Bosu Ball Squat
The Bosu Ball Squat is a stability-focused exercise that involves performing a squat while balancing on the flat platform of a Bosu ball. This movement strengthens the quadriceps and glutes while significantly challenging core engagement and ankle stability due to the unstable surface.
Iridium classifies this as a coordination-focused accessory movement that naturally limits raw force production compared to stable squats. The AI analyzes your systemic recovery score and recent sleep data to ensure you have the energy reserves necessary for instability training.

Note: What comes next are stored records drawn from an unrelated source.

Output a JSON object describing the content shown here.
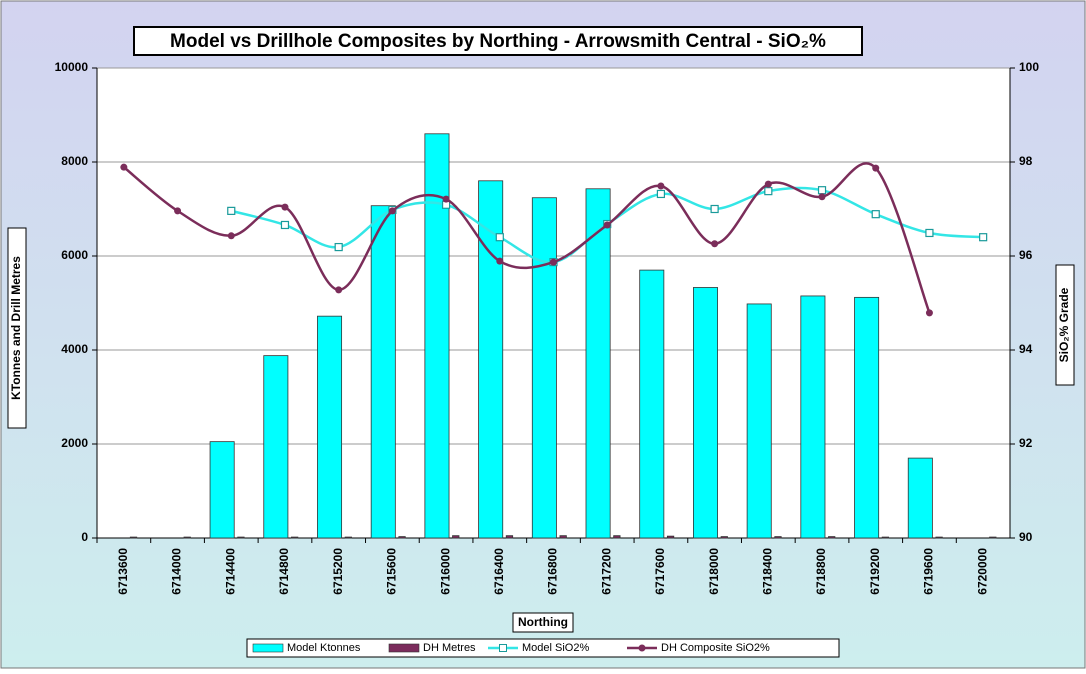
{
  "chart_data": {
    "type": "bar_line",
    "title": "Model vs Drillhole Composites by Northing - Arrowsmith Central - SiO₂%",
    "x_label": "Northing",
    "y_label": "KTonnes and Drill Metres",
    "y2_label": "SiO₂% Grade",
    "categories": [
      "6713600",
      "6714000",
      "6714400",
      "6714800",
      "6715200",
      "6715600",
      "6716000",
      "6716400",
      "6716800",
      "6717200",
      "6717600",
      "6718000",
      "6718400",
      "6718800",
      "6719200",
      "6719600",
      "6720000"
    ],
    "series": [
      {
        "name": "Model Ktonnes",
        "kind": "bar",
        "color": "#00ffff",
        "values": [
          0,
          0,
          2050,
          3880,
          4720,
          7070,
          8600,
          7600,
          7240,
          7430,
          5700,
          5330,
          4980,
          5150,
          5120,
          1700,
          0
        ]
      },
      {
        "name": "DH Metres",
        "kind": "bar",
        "color": "#7b2c5c",
        "values": [
          20,
          20,
          20,
          20,
          20,
          30,
          50,
          50,
          50,
          50,
          40,
          30,
          30,
          30,
          20,
          20,
          20
        ]
      },
      {
        "name": "Model SiO2%",
        "kind": "line",
        "axis": "y2",
        "color": "#33e6e6",
        "marker": "square",
        "values": [
          null,
          null,
          96.96,
          96.66,
          96.19,
          96.98,
          97.09,
          96.4,
          95.87,
          96.68,
          97.32,
          97.0,
          97.38,
          97.4,
          96.89,
          96.49,
          96.4
        ]
      },
      {
        "name": "DH Composite SiO2%",
        "kind": "line",
        "axis": "y2",
        "color": "#7b2d5a",
        "marker": "circle",
        "values": [
          97.89,
          96.96,
          96.43,
          97.04,
          95.28,
          96.96,
          97.21,
          95.89,
          95.87,
          96.66,
          97.49,
          96.26,
          97.53,
          97.26,
          97.87,
          94.79,
          null
        ]
      }
    ],
    "ylim": [
      0,
      10000
    ],
    "yticks": [
      0,
      2000,
      4000,
      6000,
      8000,
      10000
    ],
    "y2lim": [
      90,
      100
    ],
    "y2ticks": [
      90,
      92,
      94,
      96,
      98,
      100
    ],
    "grid": true,
    "legend": "bottom"
  }
}
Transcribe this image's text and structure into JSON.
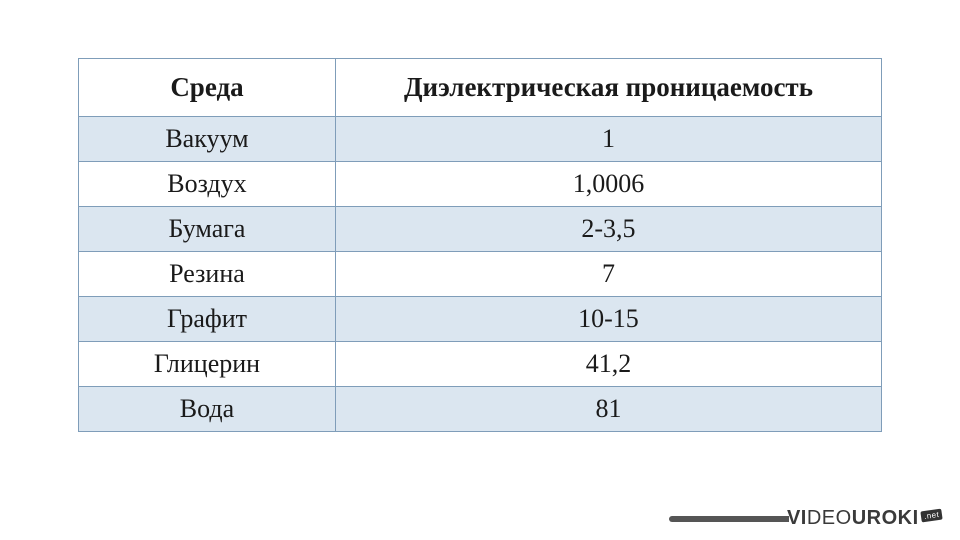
{
  "table": {
    "type": "table",
    "columns": [
      {
        "label": "Среда",
        "width_pct": 32,
        "align": "center"
      },
      {
        "label": "Диэлектрическая проницаемость",
        "width_pct": 68,
        "align": "center"
      }
    ],
    "rows": [
      {
        "medium": "Вакуум",
        "value": "1"
      },
      {
        "medium": "Воздух",
        "value": "1,0006"
      },
      {
        "medium": "Бумага",
        "value": "2-3,5"
      },
      {
        "medium": "Резина",
        "value": "7"
      },
      {
        "medium": "Графит",
        "value": "10-15"
      },
      {
        "medium": "Глицерин",
        "value": "41,2"
      },
      {
        "medium": "Вода",
        "value": "81"
      }
    ],
    "header_bg": "#ffffff",
    "stripe_bg": "#dbe6f0",
    "plain_bg": "#ffffff",
    "border_color": "#7f9db9",
    "header_fontsize": 27,
    "body_fontsize": 26,
    "text_color": "#1a1a1a",
    "header_row_height": 58,
    "body_row_height": 45
  },
  "watermark": {
    "vi": "VI",
    "deo": "DEO",
    "uroki": "UROKI",
    "badge": ".net",
    "text_color": "#3a3a3a",
    "bar_color": "#555555"
  }
}
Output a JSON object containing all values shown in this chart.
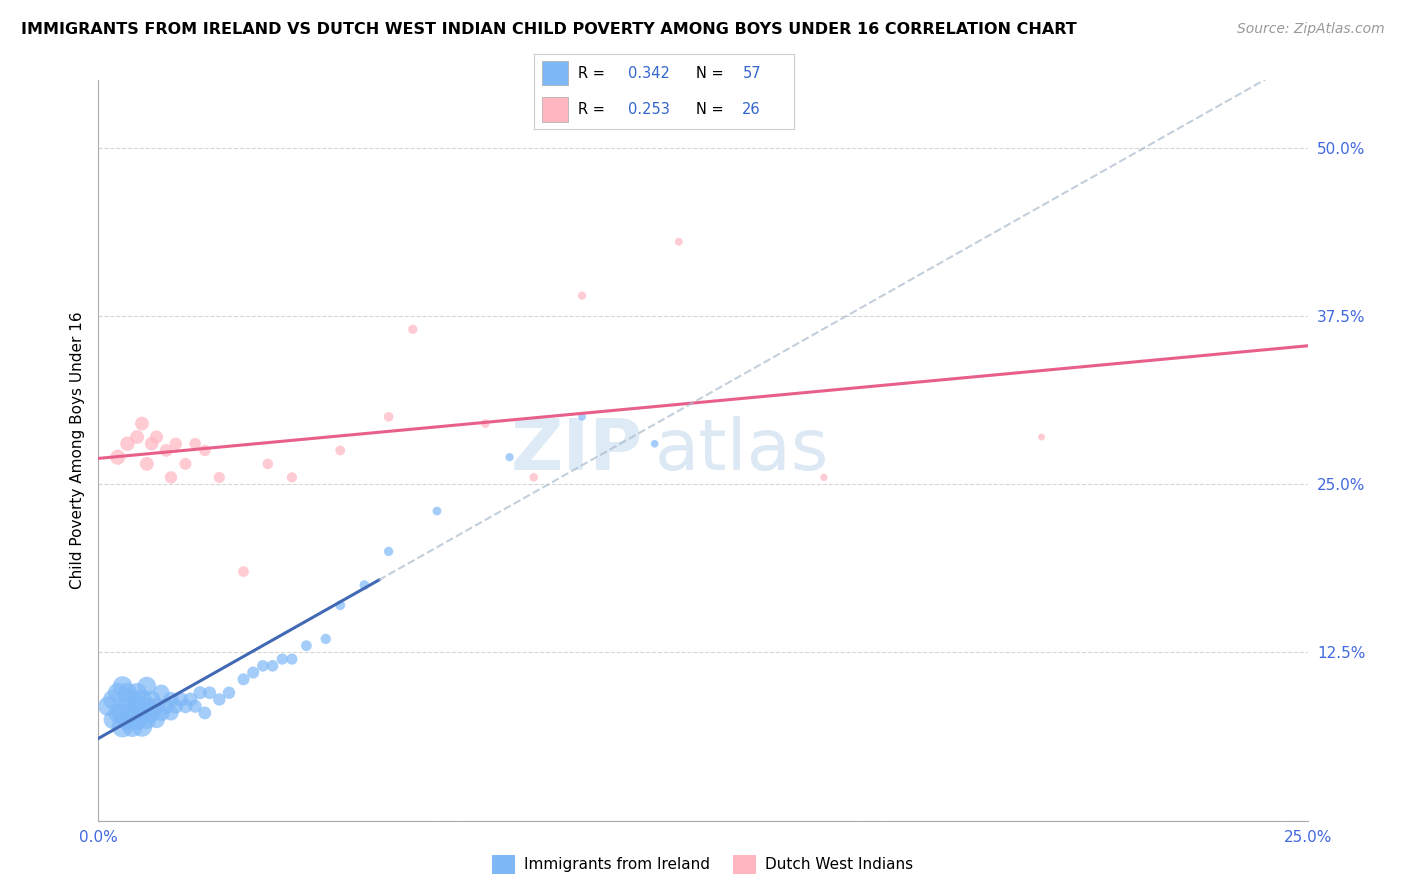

If your fatigue metrics are elevated, Iridium substitutes a stable variation so that balance does not become the limiting factor in hitting your volume targets.
Form Cues
- Step onto the center of the platform carefully, one foot at a time
- Fix your gaze on a stationary point directly ahead to aid balance
- Brace your core tightly before initiating the descent
- Sit your hips back and down as if aiming for a chair
- Drive evenly through your feet to return to a standing position
- Don't let your knees collapse inward (valgus) as you squat
- Don't look down at your feet, as this disrupts your equilibrium
- Don't rush the movement; momentum will cause you to fall
- Don't round your lower back at the bottom of the squat
- Don't allow your heels to lift off the platform
Common Mistakes
- Uneven foot placement on the platform
- Rushing the tempo
- Knees caving inward
- Rounding the spine forward
- Shifting weight too far onto toes
Muscles Worked
This exercise primarily targets the quadriceps and glutes to drive the squatting movement, while the hamstrings assist in controlling the descent. Due to the unstable surface, it heavily recruits secondary stabilizer muscles in the calves, ankles, and core to maintain an upright posture.